Combe Martin? A civil parish and former manor on the North Devon coast about 4 miles east of Ilfracombe. You can’t really mistake this place, and you mustn’t. Think Withnail and I and One Foot in the Grave, set in Devon’s own Royston Vasey. “Out of the World and into Combe Martin” as its old books say, Combe Martin is North Devon’s uber-complacent and decadent coastal ghost village, declining faster than Ilfracombe social skills.
It should be thriving with its harbour, scenery and ‘sheltered beaches’. And it does have a sort of council, allegedly. Instead, its tourism, reputation and economy are disappearing into the Bristol Channel. Not soon enough for some.
This ‘seaside resort’ is rarely advertised with a roar, more of a whimper; its dozen or so seaside tat shops barely open for half the year; the only all year round Cafe stops cooking at 3PM, you won’t find better. So it’s really just as bad as the rest of North Devon, but it’s far noisier for its size and more boring than a whist drive in a council office. If you are unlucky enough to end up here for some unfathomable reason, just drown your sorrows and feel like a genuine local.

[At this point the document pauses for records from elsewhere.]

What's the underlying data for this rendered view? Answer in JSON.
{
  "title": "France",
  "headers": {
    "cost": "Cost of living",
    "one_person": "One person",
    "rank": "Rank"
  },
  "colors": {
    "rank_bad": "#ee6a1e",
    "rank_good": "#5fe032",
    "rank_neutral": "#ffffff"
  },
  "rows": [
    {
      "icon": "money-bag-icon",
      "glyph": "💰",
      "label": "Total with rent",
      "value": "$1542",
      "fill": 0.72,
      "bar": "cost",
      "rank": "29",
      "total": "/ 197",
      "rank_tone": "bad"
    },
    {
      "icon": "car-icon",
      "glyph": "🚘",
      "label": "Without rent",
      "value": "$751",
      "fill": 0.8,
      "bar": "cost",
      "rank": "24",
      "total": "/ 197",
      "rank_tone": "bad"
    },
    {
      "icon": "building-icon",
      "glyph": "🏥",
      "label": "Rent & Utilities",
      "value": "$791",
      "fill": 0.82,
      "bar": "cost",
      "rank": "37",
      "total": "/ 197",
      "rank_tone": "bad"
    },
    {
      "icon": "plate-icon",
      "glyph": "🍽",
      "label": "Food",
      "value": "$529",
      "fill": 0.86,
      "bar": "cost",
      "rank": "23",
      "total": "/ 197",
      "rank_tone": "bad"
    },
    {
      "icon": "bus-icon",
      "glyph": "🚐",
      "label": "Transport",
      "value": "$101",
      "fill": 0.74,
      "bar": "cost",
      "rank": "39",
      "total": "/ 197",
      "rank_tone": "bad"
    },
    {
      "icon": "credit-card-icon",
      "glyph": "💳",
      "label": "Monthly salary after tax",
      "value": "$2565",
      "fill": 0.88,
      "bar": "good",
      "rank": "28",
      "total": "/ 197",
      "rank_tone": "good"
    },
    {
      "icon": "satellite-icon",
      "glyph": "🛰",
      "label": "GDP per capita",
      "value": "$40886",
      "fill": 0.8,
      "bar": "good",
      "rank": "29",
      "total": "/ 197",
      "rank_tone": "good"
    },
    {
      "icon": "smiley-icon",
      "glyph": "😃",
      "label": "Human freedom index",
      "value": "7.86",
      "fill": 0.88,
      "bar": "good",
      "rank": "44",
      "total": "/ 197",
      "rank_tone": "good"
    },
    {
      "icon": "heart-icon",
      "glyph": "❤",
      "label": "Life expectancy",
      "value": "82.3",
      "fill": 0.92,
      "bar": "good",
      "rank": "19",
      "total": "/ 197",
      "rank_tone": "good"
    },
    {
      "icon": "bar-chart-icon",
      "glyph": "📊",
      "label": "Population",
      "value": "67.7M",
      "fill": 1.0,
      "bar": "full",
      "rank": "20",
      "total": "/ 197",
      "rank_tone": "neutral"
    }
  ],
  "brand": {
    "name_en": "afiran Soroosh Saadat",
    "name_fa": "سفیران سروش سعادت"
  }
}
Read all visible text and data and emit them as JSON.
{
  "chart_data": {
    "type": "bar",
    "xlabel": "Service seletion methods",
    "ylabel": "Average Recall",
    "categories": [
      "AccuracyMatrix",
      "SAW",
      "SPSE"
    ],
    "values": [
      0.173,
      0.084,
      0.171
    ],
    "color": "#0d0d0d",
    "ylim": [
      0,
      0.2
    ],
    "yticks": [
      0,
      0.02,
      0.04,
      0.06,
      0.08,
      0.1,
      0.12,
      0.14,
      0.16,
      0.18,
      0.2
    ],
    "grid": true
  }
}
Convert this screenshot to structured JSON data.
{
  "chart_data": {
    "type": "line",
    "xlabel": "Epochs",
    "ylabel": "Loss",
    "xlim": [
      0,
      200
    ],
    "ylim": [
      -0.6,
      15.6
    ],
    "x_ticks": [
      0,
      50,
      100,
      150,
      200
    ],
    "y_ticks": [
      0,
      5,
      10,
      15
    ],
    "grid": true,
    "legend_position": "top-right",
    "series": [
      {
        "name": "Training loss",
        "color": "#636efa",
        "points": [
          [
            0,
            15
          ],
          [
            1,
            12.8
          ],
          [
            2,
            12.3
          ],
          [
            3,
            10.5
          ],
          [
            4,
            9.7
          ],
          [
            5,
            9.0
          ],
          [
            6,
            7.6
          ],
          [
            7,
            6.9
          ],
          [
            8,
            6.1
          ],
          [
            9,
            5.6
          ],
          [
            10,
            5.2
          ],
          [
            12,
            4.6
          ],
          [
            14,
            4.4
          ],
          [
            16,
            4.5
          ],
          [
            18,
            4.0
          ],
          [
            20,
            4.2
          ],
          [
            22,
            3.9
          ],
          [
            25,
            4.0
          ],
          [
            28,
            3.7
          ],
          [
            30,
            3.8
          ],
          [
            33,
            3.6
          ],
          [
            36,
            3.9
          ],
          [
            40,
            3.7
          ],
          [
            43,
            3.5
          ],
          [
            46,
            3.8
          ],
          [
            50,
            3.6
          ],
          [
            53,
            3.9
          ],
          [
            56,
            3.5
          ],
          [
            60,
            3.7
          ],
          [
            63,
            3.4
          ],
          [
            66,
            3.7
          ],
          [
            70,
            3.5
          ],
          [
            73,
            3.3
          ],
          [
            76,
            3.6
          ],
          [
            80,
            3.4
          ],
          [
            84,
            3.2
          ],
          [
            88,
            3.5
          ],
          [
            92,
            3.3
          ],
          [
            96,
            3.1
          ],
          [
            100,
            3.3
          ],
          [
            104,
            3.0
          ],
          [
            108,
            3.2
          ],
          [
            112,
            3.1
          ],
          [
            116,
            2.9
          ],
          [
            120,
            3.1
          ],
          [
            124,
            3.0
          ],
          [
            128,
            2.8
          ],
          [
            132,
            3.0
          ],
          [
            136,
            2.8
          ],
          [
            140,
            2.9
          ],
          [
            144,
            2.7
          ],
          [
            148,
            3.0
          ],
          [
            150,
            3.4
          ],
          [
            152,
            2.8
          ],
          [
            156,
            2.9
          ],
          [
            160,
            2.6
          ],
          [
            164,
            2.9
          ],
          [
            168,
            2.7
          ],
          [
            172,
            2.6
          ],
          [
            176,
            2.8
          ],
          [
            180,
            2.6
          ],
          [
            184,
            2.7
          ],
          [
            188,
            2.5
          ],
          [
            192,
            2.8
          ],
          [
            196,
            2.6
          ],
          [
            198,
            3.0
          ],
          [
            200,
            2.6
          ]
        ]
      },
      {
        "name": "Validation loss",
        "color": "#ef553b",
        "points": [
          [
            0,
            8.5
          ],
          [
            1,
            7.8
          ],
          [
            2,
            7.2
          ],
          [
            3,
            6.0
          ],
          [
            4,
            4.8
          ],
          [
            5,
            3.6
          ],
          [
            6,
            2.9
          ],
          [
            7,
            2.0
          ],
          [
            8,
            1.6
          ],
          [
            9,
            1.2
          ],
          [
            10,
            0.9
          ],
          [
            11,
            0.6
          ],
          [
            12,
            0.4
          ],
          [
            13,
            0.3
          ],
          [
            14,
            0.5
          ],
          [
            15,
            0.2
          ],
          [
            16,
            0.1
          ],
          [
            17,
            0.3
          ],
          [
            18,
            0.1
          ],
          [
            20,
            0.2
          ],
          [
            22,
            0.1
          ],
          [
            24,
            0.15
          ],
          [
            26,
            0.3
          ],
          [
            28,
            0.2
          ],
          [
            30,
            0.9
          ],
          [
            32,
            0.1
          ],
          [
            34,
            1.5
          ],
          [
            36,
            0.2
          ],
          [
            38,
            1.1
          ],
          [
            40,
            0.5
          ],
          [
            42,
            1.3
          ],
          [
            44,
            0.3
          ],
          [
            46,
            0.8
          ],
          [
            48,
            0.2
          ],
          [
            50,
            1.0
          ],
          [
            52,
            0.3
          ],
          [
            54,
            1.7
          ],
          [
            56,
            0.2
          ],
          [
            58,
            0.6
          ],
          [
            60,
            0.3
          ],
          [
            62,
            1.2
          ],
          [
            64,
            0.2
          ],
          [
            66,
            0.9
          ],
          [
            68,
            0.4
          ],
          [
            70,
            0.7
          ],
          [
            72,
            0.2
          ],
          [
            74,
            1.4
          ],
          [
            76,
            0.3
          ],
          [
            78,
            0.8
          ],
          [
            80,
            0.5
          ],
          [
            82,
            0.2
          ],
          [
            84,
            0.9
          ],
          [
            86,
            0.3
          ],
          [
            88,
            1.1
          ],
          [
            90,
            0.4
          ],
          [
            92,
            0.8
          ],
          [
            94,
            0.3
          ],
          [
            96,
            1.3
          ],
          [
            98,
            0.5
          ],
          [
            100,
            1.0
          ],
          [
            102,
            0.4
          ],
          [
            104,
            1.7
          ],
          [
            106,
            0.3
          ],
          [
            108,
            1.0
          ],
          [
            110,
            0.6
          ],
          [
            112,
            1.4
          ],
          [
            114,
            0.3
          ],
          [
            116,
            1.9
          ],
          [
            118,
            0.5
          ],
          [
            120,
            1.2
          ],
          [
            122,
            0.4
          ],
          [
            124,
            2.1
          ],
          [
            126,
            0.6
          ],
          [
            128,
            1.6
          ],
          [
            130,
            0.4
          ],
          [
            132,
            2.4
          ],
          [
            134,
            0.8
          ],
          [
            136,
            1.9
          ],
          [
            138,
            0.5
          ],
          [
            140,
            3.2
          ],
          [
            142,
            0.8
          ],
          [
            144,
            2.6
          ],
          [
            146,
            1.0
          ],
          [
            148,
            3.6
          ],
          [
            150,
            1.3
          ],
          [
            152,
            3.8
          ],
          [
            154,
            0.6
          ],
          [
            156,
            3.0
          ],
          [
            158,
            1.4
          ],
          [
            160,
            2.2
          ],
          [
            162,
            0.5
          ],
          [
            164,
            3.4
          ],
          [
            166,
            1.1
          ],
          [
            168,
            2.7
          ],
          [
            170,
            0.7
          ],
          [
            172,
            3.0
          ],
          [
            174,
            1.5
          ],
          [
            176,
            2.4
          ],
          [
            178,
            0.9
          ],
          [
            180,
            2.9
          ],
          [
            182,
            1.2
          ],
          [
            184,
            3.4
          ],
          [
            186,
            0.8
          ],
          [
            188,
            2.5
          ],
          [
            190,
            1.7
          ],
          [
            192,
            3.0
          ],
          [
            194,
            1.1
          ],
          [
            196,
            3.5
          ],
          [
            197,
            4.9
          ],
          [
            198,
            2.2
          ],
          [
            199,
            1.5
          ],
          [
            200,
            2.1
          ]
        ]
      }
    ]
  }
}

There’s always room for fifty grockles and locals on the bumpy 30 seater trolley buses with manic [alleged] depressive drivers. The village is more deprived than Skegness and more miserable than Bognor, but it’s still the Mecca for organic hipsters, cowboy builders, cockney chancers, Brummie bellends and noisy yummy mummy clubs.
This eyesore backwater is a miserable public transport dead end where the only entertainments are drinking and idle gossip. That’s probably why it attracts the champagne property collectors, and all the awful townie grockles it deserves every summer. The only intelligent life lives in the local Wildlife Park, closed of course in Winter. The good news is that the village has a spiffing top chippy after the grockles go home, in fact that’s the only good news. Sorry.
There’s plenty of comedy at Combe Martin bus stops, when grockles suddenly realise they’ve made a terrible mistake. So if you enjoy a good laugh and like getting stranded in the middle of nowhere with the kids on a summer holiday evening – get your name down for a run down chalet. Travel about on a public sardine can with drunks, umpteen prams and yapping dogs. Victor Meldrew will be your driver, so don’t say you weren’t asking for it and don’t say you weren’t warned.